As you know, my last post was dedicated to Stuart Hall, likely the most significant international figure in the field of cultural studies, who died last week at the age of 82.
Lawrence (Larry) Grossberg, my doctoral advisor, has penned a moving tribute to Hall, his mentor, with whom he worked at the Birmingham Centre for Contemporary Cultural Studies in 1968-1969. Here is an excerpt from the piece, which appeared this past Saturday on Truthout:
When I think of Stuart, I think of an expanding rich tapestry of relations, not of followers and acolytes, but of friends, students, colleagues, interlocutors, participants in various conversations, and anyone willing to listen, talk and engage. Stuart Hall was more than an intellectual, a public advocate for ideas, a champion of equality and justice, and an activist. He was also a teacher and a mentor to many people, in many different ways, at many different distances from his immediate presence. He talked with anyone and everyone, and treated them as if they had as much to teach him as he had to teach them.
Hall’s work was as much about the interpersonal—his kindness, charisma, and generosity—in other words, as it was about the many influential writings and lectures he produced over the course of his career.
I wish I’d had the chance to get to know Hall better. I had the privilege of sharing a meal with him once, in 1996, during my second year of graduate school. He was extraordinarily gracious and, indeed, patient, as I barraged him with what must have been dilettantish questions. Afterwards we shopped for books at a nearby used bookstore. I still have the copy of Erving Goffman’s Asylums that I happened to pick up that day; even now I associate the book more with Hall than with its author.

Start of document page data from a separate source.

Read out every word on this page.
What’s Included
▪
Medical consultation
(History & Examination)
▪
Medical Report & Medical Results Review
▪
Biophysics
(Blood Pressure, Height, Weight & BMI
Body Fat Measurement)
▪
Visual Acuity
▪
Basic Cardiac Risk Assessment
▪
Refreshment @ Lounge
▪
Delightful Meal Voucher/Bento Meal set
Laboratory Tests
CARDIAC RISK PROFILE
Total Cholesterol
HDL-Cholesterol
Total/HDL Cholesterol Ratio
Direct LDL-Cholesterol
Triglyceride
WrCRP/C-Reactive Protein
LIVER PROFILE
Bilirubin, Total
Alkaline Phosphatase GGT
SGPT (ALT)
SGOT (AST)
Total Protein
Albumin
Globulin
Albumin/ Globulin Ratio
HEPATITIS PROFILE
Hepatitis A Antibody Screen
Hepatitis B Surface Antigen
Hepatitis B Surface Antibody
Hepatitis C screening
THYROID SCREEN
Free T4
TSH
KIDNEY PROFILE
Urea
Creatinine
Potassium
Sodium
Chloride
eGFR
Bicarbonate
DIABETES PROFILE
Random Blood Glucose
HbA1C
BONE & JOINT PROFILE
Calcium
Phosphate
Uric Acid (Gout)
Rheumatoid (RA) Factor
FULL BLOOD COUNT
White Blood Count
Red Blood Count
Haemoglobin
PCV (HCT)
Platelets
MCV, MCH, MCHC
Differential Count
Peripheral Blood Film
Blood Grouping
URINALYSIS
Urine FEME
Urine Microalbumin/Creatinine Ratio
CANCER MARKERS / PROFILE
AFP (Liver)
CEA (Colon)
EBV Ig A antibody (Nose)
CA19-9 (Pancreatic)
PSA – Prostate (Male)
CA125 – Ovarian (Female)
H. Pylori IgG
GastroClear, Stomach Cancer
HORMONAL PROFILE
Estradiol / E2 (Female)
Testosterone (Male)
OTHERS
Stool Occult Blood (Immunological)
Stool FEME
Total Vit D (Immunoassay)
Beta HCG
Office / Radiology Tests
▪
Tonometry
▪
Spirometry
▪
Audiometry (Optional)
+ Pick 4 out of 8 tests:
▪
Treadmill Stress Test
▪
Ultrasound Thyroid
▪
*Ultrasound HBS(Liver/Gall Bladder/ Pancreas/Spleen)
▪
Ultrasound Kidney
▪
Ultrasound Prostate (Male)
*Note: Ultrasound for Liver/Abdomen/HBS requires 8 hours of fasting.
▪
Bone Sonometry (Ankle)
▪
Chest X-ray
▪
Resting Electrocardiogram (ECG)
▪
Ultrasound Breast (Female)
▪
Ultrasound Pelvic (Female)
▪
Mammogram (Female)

I also got to know Hall indirectly, through a study of the Birmingham Centre annual reports, which I conducted with my friend and colleague Mark Hayward. Hall’s imprint is all over those documents, and not only because he authored the bulk of them. In their inventory of daily life at the Centre one can plainly see Hall’s emphasis on the interpersonal—in the way the Centre’s working groups were organized; in the spirit of sharing that so defined its (as well as his own) intellectual modus operandi, and that had more than a little to do with cultural studies’ success; in the way Hall empowered students to collaborate in the production of a serious academic journal; and certainly more.
Larry’s tribute to Hall is also a call, too: for the American mainstream media to pay heed to such an influential figure, one whose passing has not received the attention it deserves; and for the American Left to embrace Hall’s legacy, a legacy defined not only by his towering intellect but, equally important, by his luminescent being-in-the-world.